In pseudocode-Python, the skeleton would look something like this

kestrel_connection = connect_to_kestrel(hostname, port)

# Basically a PDU runs forever. You can kill the process and restart it
# if you want to update the code.
while True:
    # The reading of a message from Kestrel is provided by the Kestrel lient
    # library. Depending on your chosen message, google for a Kestrel client
    # library. If no good library is available, feel free to choose a Memcache
    # client library instead (read below for details)
    serialized_msg = read_message_from_kestrel(kestrel_connection)

    # In Python this is equivalent to json.loads
    msg = deserialize_msg(serialized_msg)

    # This is the actual processing of the message.
    # Do whatever you need to do in here: detect images, classify postures, etc.
    # One key point of this will be to put messages on other queues, if needed.
    process_message(msg)

Duality of Kestrel and Memcache

Kestrel is a queue system with the following basic operations (well, not only these, but these are the ones useful to us): put a message on a queue, retrieve a message from that queue.

As a TCP-level communication protocol, it uses the same protocol as memcached, for several reasons: * it’s rich enough semantically-wise * there are a bunch of libraries already available to interact with memcached

For example, in our C++ Kinect acquisition code, we use the “libmemcached” library, in order to write the images pulled from the Kinect to the Router PDU which is written in Java.

Sample code we use to write to the queue from C++

#include <libmemcached/memcached.h>
memcached_st* g_MemCache;
memcached_return rc;

g_MemCache = memcached_create(NULL);
memcached_server_st* servers = NULL;
memcached_return rc;

servers = memcached_server_list_append(servers, getKestrelServerIP(), getKestrelServerPort(), &rc);
memcached_server_push(g_MemCache, servers);

// buffer is a string containing a serialized JSON
// In this case, we write to the "measurements queue"
size_t len = strlen(buffer);
rc = memcached_set(g_MemCache,
        "measurements", strlen("measurements"),
        buffer, len,
        (time_t)0, (uint32_t)0);

The beauty of this approach is that we can have any process from any language communicate with another process from another language.
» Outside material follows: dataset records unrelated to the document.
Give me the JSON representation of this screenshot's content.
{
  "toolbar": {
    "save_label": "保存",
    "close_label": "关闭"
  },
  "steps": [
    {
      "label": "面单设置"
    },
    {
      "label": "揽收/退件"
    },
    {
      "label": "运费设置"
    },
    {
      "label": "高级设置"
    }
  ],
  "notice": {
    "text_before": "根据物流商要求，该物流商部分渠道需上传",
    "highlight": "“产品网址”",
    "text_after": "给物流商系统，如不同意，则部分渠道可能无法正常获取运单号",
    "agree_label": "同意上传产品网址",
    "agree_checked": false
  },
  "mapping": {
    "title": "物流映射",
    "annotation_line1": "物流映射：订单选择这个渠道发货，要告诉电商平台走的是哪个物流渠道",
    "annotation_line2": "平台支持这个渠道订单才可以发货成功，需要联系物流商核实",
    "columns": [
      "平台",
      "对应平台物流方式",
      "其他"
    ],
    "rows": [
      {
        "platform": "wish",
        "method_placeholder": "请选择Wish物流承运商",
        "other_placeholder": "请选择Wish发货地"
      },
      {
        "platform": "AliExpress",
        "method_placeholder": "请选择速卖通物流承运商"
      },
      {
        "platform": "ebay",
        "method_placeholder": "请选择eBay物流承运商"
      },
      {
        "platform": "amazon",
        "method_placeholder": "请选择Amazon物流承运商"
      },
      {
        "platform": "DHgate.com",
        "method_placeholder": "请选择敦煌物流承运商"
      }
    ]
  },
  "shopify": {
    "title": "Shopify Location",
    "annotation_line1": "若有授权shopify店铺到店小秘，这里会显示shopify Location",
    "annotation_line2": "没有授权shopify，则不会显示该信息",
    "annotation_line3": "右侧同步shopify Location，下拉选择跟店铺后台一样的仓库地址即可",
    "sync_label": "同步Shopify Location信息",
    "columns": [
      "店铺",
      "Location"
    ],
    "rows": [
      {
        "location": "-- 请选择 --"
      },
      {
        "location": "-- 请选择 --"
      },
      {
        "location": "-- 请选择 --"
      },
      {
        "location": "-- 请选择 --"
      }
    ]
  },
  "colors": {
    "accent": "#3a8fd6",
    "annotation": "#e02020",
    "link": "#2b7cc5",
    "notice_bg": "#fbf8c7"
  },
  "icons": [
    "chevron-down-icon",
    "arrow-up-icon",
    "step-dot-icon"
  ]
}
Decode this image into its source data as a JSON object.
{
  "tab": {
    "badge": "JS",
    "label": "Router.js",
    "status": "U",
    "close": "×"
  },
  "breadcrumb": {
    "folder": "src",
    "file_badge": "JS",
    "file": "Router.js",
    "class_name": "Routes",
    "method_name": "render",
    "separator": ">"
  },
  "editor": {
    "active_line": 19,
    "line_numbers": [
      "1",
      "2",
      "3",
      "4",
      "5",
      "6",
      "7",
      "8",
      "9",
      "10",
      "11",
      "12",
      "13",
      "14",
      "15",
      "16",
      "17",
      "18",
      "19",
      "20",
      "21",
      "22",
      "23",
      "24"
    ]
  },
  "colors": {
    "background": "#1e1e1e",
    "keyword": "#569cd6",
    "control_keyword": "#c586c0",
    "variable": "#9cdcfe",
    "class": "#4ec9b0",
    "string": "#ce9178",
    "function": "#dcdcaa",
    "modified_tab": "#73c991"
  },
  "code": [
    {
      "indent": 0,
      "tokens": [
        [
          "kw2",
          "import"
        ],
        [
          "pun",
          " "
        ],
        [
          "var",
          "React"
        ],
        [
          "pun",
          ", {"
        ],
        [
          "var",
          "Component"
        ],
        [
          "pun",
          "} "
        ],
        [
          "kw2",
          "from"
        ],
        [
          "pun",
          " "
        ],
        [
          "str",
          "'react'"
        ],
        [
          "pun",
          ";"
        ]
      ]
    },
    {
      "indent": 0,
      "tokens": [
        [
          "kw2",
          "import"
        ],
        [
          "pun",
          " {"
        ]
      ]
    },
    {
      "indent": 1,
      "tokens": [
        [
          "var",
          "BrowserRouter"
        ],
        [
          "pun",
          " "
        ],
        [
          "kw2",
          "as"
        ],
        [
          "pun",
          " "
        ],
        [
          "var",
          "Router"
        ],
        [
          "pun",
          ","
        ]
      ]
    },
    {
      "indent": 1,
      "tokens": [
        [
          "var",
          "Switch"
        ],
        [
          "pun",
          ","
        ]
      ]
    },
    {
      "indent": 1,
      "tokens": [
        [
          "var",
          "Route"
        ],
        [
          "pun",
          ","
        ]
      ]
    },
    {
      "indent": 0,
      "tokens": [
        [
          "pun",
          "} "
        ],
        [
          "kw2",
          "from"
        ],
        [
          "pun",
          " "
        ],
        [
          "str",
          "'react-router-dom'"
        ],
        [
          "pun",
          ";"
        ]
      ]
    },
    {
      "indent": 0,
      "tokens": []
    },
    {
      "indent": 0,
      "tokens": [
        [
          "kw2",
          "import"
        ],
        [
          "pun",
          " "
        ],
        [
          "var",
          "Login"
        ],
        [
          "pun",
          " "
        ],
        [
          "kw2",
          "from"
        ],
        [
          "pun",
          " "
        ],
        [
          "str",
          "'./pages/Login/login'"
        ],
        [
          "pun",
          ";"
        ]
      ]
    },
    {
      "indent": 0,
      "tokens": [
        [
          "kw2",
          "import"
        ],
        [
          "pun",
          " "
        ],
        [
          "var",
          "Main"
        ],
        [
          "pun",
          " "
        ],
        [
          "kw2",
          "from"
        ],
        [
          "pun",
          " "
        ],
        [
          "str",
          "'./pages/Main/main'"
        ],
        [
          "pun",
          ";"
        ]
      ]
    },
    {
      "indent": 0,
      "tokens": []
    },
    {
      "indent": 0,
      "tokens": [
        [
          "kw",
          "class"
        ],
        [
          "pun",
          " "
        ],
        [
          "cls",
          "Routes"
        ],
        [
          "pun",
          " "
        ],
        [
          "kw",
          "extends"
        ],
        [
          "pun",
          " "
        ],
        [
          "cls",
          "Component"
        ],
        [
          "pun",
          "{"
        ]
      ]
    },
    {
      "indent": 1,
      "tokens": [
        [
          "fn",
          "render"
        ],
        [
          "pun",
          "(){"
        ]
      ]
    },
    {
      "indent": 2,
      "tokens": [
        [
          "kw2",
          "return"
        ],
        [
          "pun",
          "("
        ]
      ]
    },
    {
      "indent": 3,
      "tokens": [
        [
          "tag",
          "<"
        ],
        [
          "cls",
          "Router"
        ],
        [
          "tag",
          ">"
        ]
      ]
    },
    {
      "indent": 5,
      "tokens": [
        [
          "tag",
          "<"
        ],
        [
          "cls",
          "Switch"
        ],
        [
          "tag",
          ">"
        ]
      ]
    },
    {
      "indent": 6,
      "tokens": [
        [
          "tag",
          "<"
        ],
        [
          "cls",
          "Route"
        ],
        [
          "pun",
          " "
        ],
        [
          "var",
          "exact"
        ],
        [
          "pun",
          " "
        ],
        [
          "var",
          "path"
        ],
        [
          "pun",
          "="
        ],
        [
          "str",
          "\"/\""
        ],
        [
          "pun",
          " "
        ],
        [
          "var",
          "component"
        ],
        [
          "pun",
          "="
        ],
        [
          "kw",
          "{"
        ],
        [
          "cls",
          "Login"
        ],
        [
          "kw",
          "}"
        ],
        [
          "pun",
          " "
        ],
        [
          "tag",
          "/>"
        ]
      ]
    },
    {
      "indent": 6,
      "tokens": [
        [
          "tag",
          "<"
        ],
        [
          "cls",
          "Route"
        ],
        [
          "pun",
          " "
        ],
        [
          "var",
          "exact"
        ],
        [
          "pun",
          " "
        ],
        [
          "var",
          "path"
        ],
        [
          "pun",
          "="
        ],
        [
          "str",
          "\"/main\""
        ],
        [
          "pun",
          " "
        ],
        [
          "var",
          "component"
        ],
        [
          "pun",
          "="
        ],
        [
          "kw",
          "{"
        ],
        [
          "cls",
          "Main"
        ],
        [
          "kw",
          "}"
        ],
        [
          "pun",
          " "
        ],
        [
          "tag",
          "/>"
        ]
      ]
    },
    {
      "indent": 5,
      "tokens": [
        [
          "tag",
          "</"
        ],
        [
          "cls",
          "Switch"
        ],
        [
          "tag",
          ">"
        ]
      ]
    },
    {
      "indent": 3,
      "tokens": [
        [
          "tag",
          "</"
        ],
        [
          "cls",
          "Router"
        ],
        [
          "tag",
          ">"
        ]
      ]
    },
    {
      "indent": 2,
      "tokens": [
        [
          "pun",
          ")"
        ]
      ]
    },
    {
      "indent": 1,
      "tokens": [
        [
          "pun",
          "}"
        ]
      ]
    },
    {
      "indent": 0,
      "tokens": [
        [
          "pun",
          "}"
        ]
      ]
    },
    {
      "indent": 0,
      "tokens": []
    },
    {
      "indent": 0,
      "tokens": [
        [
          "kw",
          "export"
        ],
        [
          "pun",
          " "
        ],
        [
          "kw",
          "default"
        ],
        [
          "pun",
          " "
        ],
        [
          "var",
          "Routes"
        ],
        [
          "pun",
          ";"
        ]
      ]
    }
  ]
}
In our case, we used that to our benefit because Python support for Kinect was very poor, while C++ support was very strong.

Properties of a PDU

  1. A PDU runs forever
  2. A PDU reads from a Kestrel queue serialized messages (serialized JSON) My recommendation here would be to insert a small sleep between two attempts to read the message in order not to bring the CPU usage to 100%.
  3. A PDU processes the message received and possibly writes messages to other queues
  4. A PDU uses either a Kestrel client library or a Memcache client library in order to communicate with the Kestrel server

Conclusions

Writing a PDU is very easy once you understand the basic skeleton available in the Python pseudo-code above. It should be less than 50 lines of code in any language to prototype one.

In fact, it’s very similar to any program that you’ve ever written that connects to a socket and receives messages from that socket. Only that in this case, it does not use the low-level socket API, but a library that speaks the proper protocol.